4. Set expectations. The onboarding process is a key opportunity to clarify expectations and organizational norms, and to prepare the servicemember for early success. Veterans come to you from a different world, culturally speaking, so make the implicit explicit. Explain the basic rules for when they should arrive for work, leave, take lunch breaks, the dress code, the office dos and don’ts, etc.
 

5. Give a warm welcome. All too often, a new employee shows up on his or her first day only to be met with a blank stare as if no one knew they had been hired. The few minutes it takes to scurry around and find out who this new person is and where she’s supposed to go can make a lasting negative first impression, especially for a servicemember who may already feel like a bit of an outsider on day one. Start things off on the right foot by anticipating the veteran’s first day of employment and being prepared to receive him or her.
 
 
6. Check in periodically. Chances are the nuts and bolts of
accomplishing work at your organization are different from how work is accomplished in the military, so it is crucial to check in with the new employee periodically to gauge how things are going, answer questions, address concerns, check assumptions, and calibrate expectations. These touchpoints will help establish a strong personal connection and build engagement.
 
 
7. Use the manager’s mid-year check-in. A mid-year check-in is a
quick and easy assessment tool for managers to gauge a new hire’s performance and fit before the first formal review. This opens the door to conversation about how the employee’s transition is progressing and what, if any, challenges or opportunities exist for which he or she may need guidance.
 
 
8. Connect them to a community. Sponsor a forum such as an
affiliation or networking group for employees who served in the military. This provides veterans with the sense of community they may miss, encourage networking and collaboration, and, build a bond to your organization.
 
Emily King is author of the book, Field Tested: Recruiting, Managing, and Retaining Veterans from which the preceding is excerpted.
 
 
 
RPO Steps Up
Several RPO providers offer Veteran Hiring Initiatives:
• Accolo and VetJobs (www.accolo.com/jobs)
All clients’ jobs are listed on VetJobs and Accolo provide veterans an opportunity to work from home as an Accolo Certified Hiring Consultant.
 

• Adecco Career Connections for Military Spouses and Veterans
(www.adeccousa.com)
Career Connections is a partnership between Adecco and military installations around the country to recruit and hire military spouses and veterans.
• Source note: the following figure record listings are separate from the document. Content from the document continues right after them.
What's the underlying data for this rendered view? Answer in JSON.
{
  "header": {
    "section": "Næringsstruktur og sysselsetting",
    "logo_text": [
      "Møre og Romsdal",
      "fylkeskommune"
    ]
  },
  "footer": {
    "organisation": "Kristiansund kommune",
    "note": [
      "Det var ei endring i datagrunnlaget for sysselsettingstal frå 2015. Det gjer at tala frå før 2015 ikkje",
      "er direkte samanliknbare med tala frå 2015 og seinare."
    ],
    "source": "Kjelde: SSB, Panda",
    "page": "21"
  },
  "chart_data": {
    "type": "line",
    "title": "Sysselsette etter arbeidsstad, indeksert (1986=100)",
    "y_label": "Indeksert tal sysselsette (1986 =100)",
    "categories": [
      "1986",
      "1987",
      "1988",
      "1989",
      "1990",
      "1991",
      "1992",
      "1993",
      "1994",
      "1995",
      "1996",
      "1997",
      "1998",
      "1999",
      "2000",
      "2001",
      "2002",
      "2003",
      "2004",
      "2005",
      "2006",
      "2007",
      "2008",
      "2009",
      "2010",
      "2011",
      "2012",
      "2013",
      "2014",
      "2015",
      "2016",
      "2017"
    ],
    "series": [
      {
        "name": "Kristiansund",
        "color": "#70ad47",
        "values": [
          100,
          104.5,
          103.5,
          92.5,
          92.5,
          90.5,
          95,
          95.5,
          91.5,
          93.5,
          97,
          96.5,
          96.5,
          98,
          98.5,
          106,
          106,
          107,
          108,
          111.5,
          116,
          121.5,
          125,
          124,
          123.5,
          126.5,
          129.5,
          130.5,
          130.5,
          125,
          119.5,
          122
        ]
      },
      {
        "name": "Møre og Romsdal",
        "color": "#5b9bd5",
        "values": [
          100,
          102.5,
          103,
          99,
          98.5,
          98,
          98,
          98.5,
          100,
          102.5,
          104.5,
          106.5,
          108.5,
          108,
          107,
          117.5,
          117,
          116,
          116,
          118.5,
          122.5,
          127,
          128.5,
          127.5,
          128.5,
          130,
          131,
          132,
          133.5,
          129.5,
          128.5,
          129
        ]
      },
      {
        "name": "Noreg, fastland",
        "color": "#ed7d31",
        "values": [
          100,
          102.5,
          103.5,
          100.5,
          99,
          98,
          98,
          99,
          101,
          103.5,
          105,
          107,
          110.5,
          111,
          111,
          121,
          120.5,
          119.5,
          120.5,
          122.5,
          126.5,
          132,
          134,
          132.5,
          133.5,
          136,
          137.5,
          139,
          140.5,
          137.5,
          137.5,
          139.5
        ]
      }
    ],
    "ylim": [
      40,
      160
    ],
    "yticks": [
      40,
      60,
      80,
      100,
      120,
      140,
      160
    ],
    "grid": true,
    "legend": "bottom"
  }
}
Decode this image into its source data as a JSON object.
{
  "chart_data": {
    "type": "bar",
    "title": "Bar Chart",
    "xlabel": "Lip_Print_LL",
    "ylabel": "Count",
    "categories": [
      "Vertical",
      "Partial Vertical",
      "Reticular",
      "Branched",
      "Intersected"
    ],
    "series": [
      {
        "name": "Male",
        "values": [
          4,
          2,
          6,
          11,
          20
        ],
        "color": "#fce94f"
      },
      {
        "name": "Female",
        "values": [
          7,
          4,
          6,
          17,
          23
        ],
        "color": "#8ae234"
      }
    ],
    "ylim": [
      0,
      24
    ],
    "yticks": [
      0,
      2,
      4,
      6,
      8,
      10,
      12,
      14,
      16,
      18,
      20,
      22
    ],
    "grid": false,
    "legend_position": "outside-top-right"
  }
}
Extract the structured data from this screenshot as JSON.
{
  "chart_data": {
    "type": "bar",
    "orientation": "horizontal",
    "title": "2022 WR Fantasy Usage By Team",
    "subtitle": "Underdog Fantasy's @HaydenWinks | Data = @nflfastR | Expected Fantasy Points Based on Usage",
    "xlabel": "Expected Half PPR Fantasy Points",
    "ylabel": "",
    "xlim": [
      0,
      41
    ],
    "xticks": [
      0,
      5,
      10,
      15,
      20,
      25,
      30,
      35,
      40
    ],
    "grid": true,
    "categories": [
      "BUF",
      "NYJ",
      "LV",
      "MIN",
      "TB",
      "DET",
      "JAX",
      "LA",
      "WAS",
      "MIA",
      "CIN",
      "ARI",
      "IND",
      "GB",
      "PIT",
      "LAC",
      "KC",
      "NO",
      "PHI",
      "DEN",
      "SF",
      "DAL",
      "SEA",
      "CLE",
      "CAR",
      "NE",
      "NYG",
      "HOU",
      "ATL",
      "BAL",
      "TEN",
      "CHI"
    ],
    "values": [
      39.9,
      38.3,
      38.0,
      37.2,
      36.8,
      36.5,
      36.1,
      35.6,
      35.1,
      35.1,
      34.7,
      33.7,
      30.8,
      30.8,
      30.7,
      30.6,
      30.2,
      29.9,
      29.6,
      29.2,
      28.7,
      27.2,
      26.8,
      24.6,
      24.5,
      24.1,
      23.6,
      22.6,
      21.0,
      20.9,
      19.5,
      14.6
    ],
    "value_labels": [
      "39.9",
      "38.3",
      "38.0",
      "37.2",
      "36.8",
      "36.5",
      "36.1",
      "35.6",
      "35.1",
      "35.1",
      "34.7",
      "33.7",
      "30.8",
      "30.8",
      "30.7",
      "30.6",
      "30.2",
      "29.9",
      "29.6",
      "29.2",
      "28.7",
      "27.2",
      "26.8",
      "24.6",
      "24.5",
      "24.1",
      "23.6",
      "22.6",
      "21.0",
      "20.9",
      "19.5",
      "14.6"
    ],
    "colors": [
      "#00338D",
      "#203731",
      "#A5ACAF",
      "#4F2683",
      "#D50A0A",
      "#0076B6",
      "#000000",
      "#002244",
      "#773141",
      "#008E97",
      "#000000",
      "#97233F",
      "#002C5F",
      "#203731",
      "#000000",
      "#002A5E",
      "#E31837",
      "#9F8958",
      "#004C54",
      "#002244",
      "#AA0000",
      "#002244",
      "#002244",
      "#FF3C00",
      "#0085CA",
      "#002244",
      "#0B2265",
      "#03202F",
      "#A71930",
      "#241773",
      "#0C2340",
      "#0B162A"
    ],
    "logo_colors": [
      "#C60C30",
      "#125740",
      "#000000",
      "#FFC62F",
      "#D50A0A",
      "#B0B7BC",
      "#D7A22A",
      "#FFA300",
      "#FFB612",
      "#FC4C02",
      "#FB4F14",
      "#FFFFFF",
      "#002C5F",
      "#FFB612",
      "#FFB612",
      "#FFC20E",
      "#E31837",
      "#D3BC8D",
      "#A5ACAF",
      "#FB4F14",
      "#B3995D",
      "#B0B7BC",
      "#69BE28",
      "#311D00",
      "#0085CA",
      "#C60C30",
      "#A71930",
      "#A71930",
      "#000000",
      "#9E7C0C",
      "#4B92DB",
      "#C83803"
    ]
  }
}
Hiring initiatives include recruiting from military job fairs, through military job boards, and from military bases in the U.S.
 

• Aon Corporation and the Wounded Warrior Project
(www.aon.com)
Aon has hosted programs in Chicago and New York for disabled veterans who are unemployed or underemployed and looking for careers in business. At these events, veterans received training on how to write an effective resume and conduct a successful job search.
 

• CareerCurve Veteran Career Transition Program
(www.careercurve.com)
The program delivers career coaching from veterans, a SWAT team for change-in-life trauma after leaving the military, candidate marketing plans and transferable skills via a hybrid military translator tool.
 

• Kelly Services
(http://www.kelly services.us/US/Civilian-Jobs-for-Military/)
Kelly has specific efforts to attract and recruit transitioning military, veterans and their spouses.
 

• PeopleScout and Hiring Our Heros
(www.peoplescout.com/hiringourheroes.html)
PeopleScout is the exclusive recruiting and technology partner of the U.S. Chamber of Commerce. It provides candidate/employer registration and candidate tracking/support on a pro bono basis as part of its commitment to helping veterans and spouses find suitable employment opportunities.
 

• Volt Military Heroes Program
(www.voltmilitary.com)
Because the transition from military service to a private sector career can be a culture shift, Volt offers veteran outreach programs and job preparation training to help veterans, military spouses, and wounded warriors find jobs where they can thrive.
 

• Yoh and Recruit Military
(www.yoh.com)
Yoh posts all job openings to Recruit Military’s job board, which caters to those who have served active duty in the U.S. Military, in the National Guard or Reserves.